Another challenge for the water market is the declining rig count and shut-ins. Active rigs have fallen to record low levels. The Baker Hughes rig count on 19 June showed US rigs at 266, its lowest level ever. This came alongside a Permian rig count at 132, which tied a record low set in 2016.

Before 2020, the record low for US rigs was 433 in February 2016.

Shut-ins are more challenging to predict, but volumes at risk of shut in can be identified. As oil prices drop below variable operating expense, Johnson said operators will weigh the costs and benefits of keeping the wells in production, including the potential for permanent loss of capacity.

“When we had WTI below $20/bbl and$10/bbl, the regional prices were much lower,” Johnson noted.

This comes amid a likely double dip in refinery utilization as well, she added. Refinery utilization in May was at 50%, leaving a total of 3.4 million B/D of crude stranded. Regions most impacted by this were the Permian, Eagle Ford, and Rockies.

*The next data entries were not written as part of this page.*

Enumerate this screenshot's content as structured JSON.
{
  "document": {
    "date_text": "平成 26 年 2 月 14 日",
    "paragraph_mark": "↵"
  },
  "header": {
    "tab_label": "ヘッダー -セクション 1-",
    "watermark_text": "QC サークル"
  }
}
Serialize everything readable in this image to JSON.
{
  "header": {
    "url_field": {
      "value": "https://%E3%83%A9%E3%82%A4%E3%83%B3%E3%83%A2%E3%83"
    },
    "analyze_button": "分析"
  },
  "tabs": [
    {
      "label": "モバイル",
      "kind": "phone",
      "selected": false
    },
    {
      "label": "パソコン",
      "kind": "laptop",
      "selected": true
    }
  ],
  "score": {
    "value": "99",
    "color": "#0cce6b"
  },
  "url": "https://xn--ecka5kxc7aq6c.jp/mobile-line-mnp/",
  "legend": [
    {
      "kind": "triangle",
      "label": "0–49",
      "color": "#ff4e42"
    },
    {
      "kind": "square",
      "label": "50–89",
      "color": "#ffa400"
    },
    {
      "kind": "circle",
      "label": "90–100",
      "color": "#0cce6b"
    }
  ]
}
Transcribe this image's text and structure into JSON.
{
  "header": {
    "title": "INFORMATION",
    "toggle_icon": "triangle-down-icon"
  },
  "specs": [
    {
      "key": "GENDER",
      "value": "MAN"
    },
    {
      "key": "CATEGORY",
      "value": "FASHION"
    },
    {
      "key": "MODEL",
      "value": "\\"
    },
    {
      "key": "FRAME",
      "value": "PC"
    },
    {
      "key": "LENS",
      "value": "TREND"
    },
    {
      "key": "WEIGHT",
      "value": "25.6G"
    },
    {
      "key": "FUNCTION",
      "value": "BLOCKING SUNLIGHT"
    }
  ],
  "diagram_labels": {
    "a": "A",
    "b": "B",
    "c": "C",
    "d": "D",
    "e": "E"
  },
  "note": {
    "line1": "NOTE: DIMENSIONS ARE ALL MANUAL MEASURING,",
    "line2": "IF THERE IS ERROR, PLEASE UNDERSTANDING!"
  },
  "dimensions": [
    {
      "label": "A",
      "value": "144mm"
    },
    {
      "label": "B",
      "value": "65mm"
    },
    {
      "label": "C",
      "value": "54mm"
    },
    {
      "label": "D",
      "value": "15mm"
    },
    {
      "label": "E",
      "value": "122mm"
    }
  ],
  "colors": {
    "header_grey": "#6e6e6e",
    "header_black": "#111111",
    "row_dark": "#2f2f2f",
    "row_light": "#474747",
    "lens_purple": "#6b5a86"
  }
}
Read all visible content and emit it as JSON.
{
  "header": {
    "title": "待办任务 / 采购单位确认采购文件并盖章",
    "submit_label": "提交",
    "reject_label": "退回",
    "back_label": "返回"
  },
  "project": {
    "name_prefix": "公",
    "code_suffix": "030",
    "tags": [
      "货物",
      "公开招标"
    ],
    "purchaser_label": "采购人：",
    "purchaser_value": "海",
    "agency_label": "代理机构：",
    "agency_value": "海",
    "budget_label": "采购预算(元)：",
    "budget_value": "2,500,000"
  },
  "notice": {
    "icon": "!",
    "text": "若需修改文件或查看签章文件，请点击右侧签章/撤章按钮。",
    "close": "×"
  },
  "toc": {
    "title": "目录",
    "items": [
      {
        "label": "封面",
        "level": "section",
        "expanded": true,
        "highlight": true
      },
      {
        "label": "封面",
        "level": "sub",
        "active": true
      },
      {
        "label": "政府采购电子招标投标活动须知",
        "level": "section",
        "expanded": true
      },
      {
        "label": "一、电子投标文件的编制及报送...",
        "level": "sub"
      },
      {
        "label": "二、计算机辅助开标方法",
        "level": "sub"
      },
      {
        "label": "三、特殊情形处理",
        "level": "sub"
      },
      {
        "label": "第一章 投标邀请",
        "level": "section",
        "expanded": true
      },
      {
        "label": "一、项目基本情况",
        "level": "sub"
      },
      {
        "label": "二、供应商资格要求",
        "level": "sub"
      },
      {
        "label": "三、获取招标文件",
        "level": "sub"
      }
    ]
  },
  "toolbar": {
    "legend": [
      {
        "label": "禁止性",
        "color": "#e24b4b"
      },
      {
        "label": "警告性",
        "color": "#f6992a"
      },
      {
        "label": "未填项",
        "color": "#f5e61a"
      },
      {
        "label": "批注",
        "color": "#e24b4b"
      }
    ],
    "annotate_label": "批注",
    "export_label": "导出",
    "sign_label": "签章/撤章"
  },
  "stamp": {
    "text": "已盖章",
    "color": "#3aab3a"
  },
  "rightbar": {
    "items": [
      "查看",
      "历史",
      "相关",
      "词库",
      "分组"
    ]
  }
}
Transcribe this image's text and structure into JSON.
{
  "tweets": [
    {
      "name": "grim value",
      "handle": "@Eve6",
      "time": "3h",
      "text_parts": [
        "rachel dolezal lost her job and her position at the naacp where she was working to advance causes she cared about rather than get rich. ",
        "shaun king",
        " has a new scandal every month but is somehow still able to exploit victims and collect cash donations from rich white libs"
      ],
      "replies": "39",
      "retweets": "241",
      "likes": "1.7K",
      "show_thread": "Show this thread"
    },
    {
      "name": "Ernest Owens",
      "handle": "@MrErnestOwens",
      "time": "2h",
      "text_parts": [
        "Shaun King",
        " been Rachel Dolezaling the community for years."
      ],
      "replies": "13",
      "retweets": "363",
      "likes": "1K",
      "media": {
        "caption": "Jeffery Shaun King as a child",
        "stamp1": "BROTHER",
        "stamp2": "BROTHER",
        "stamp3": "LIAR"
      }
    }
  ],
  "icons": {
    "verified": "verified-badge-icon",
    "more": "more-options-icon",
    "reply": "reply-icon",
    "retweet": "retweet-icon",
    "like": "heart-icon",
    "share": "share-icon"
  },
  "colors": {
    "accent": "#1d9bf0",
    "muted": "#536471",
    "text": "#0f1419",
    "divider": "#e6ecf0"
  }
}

B3 Insight CEO Kelly Bennett also pointed out although 2019 was seeing depressed prices and reduced CAPEX, producers in the Permian outperformed base expectations. That has a big impact on the amount of water that the region will produce even with the reduction in drilling.

“Even with a significant decline from now through 2022, recovery starting in 2022 yields a higher production forecast for crude oil than our low-price scenario did starting from the lower base case.”

Acknowledging the risk of shut-ins near term, Bennett reiterated that the long-term outlook still begins from a higher base of production, which has significant implications with water production as well.

From a DUC standpoint, taking its low- and high-case scenario, B3 still forecasts a significant number of wells being drilled through 2028. Despite the assumption that there will be a period of no wells being drilled and brought online, B3’s forecast starts from a higher production case that has implications for produced water volumes.